This invention relates to a process for producing an electroconductive film which is used as films for packaging products of electronic components, in-process dust-proof films or electromagnetic wave-shielding films for electronic equipments. More particularly, this invention relates to a process capable of producing an electroconductive film wherein the resulting film is relatively thin, wherein the film can be continuously produced and wherein the resulting film has a sufficient conductivity and an excellent strength even if the basis weight thereof is low.
It is necessary to protect products such as electronic components such as semiconductor IC and LSI, printed boards and magnetic tapes from the adsorption of dust by virtue of static electricity and troubles by virtue of static electrification, during packaging and delivery. In particular, MOS-type IC and the like tend to occur dielectric breakdown by virtue of static electricity, antistatic treatment is essential. In order to protect products from these static troubles, the products may be packaged with an electroconductive film having a low surface resistivity. Because it is desired that the products such as IC described above can be judged by seeing through the film the packaged contents for the purpose of transactions, it is required that the electroconductive film per se has some transparency when the products are packaged with the electroconductive film.
In producing such an electroconductive film, it is necessary to meet the requirements of conductivity and transparency. In addition to the foregoing, it is necessary that films having a thickness as thin as possible can be obtained in order to retain a more excellent transparency and exhibit a flexibility, and that the sheet-shaped film having a strength sufficient to occur no rupture in process steps can be continuously produced.
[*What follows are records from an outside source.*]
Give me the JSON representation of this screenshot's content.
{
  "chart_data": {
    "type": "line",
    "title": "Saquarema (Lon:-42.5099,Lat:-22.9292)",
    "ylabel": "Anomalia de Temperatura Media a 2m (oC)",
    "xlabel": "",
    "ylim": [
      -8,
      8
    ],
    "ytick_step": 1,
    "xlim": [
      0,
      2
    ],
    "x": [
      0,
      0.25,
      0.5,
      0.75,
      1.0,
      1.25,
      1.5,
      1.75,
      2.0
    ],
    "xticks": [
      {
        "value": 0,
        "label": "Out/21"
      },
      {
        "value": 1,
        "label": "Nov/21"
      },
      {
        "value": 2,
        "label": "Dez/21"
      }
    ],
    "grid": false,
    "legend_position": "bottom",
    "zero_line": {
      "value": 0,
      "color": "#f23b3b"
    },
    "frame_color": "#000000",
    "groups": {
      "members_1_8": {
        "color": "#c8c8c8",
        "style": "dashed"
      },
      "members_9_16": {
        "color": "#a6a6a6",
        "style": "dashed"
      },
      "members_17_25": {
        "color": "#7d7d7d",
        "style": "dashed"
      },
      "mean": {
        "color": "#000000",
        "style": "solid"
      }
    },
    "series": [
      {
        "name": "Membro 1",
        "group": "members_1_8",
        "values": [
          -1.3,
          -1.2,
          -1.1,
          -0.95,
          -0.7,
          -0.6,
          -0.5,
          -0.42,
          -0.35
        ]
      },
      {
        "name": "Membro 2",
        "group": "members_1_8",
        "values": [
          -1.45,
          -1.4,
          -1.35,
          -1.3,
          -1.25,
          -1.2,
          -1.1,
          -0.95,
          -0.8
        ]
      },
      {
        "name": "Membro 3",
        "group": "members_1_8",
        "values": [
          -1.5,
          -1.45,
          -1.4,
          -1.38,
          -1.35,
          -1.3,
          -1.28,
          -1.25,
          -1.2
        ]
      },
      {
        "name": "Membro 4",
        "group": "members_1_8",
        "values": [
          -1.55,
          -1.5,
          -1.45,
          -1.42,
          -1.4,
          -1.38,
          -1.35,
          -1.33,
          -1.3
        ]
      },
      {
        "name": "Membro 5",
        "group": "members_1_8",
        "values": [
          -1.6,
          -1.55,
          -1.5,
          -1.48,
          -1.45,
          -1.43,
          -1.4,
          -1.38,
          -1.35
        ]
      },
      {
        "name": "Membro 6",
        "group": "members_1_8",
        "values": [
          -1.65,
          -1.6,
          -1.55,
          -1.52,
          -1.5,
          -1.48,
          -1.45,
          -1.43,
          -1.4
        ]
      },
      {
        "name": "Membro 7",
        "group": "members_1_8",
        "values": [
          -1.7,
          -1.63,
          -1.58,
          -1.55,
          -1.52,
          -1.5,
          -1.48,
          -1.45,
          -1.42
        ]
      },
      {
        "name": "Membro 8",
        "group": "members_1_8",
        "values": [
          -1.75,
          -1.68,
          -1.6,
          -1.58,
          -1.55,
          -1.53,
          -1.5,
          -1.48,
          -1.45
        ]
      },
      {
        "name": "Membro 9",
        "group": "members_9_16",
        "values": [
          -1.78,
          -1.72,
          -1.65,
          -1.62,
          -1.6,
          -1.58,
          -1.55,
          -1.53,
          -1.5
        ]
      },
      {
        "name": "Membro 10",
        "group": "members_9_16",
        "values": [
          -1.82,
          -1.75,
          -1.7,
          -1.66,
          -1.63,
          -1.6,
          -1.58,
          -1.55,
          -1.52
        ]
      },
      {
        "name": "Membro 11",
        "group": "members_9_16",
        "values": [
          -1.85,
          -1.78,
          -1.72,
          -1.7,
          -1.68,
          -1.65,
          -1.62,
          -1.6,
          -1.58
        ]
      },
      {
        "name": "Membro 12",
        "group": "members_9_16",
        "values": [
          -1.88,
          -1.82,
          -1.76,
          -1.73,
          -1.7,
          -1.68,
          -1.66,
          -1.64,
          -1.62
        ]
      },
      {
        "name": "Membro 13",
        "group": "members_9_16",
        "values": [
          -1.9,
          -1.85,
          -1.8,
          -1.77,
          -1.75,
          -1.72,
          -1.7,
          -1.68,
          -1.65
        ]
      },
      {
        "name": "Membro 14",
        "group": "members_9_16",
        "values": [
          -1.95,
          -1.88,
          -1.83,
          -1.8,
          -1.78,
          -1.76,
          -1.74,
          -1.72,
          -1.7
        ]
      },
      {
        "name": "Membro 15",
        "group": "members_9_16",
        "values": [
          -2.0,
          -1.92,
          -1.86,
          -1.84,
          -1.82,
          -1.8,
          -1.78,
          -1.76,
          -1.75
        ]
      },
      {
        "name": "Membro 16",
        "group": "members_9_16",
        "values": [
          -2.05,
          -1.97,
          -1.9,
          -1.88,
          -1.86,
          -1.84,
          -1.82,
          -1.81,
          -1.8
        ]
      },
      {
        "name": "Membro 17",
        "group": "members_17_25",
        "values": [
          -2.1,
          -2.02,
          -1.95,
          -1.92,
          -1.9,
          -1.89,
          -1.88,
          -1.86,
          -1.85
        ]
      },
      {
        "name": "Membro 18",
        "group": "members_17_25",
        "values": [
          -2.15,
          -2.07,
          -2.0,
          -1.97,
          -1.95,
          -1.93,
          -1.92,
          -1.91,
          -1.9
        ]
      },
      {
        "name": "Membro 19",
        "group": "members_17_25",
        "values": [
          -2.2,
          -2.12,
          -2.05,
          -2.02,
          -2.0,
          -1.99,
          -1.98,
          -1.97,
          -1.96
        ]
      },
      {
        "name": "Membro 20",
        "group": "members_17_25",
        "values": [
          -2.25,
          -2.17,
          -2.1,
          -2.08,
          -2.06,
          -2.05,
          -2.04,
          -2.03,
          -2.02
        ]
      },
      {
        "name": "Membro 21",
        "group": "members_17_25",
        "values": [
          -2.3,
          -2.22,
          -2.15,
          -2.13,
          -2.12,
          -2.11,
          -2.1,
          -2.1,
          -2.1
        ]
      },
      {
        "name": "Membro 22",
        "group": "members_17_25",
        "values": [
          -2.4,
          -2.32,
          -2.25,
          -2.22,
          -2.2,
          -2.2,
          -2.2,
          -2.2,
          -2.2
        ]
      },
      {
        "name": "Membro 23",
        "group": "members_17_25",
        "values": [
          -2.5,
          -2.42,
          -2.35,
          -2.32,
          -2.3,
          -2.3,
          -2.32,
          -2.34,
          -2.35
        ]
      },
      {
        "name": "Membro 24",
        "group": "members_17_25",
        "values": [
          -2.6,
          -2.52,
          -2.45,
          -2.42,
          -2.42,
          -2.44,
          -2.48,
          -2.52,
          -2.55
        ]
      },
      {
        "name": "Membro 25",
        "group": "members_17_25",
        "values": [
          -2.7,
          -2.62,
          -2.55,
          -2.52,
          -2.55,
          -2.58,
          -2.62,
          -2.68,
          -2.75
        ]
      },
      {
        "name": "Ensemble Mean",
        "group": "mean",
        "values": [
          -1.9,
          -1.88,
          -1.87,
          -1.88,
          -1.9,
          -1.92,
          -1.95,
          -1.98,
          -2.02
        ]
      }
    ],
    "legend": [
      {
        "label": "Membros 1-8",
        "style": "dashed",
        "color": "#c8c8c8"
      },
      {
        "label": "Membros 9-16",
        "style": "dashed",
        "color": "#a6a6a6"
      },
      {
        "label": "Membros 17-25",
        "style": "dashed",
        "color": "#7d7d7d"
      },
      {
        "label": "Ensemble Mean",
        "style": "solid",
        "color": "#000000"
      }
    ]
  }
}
Further, in industrial fields of electronic equipments, such as computers and instruments, it is necessary to use an electroconductive film having the functions of static electricity shielding and electromagnetic wave-shielding in an assembly step and the like. While transparency is not necessarily required in these uses, the sufficient conductivity and the product strength are required. Further, it is desired that the sheet-shaped film is continuously produced.
Heretofore, there has been proposed a process for manufacturing an electrocondutive polyolefin material which comprises the steps of incorporating carbon fibers into a pulp of a polyolefin-based material to form a paper stock, and thermally setting the sheet material by heating to a temperature above the melting point of the polyolefin component. (Japanese Patent Publication No. 13214/1977 corresponding to British Pat. No. 1,410,107.)
Further, there has been also proposed a process wherein carbon fibers are replaced by stainless steel fibers. (Japanese Patent Publication No. 41760/1981)
According to our experiments, the following has been found. When an electoconductive film consisting of polyolefinic synthetic pulp and carbon fibers or stainless steel fibers is produced, the polyolefinic synthetic pulp has not substantially physical or chemical bonding properties and therefore the tensile strength, tear strength and surface strength of the resulting sheet material are low. Further, the film can be broken in steps before thermal setting of polyolefin. Thus, it is practically difficult to continuously produce the sheet-shaped film while winding it. Furthermore, it was impossible to produce a product which is a thin film having a small basis weight and which has a sufficient conductivity and a high strength.
In order to compensate the shortage in strength, a single component binder such as hot water-soluble polyvinyl alcohol fibrous binder may be used in combination with the synthetic pulp. However, the melting point of the binder is too low and therefore the molten binder can adhere to the dryer of a paper machine. The foregoing tends to occur the adhesion of tailing onto the sheet, generation of holes and the breakage of paper, and therefore such a process is not preferred.
While the high strength can be obtained by melting the polyolefinic synthetic pulp at a dry part without using any reinforcing agent, many problems take place.
For example, the synthetic pulp exhibits a surface lifting immediately before the pulp melts, and heat melting becomes non-uniform. Further, partial elongation and wrinkle are generated. Eventually, it is impossible to obtain a film having a low basis weight and a high precision.
We have carried out studies in order to overcome the problems of the prior art processes. It has now been found that an electroconductive film having an excellent strength can be continuously produced by incorporating thermoplastic composite fibers described hereinafter into a polyolefinic synthetic pulp to form a paper stock, utilizing the characteristics of such composite fibers and controlling the heating temperature in process steps. We have now found optimum production conditions by means of experiments.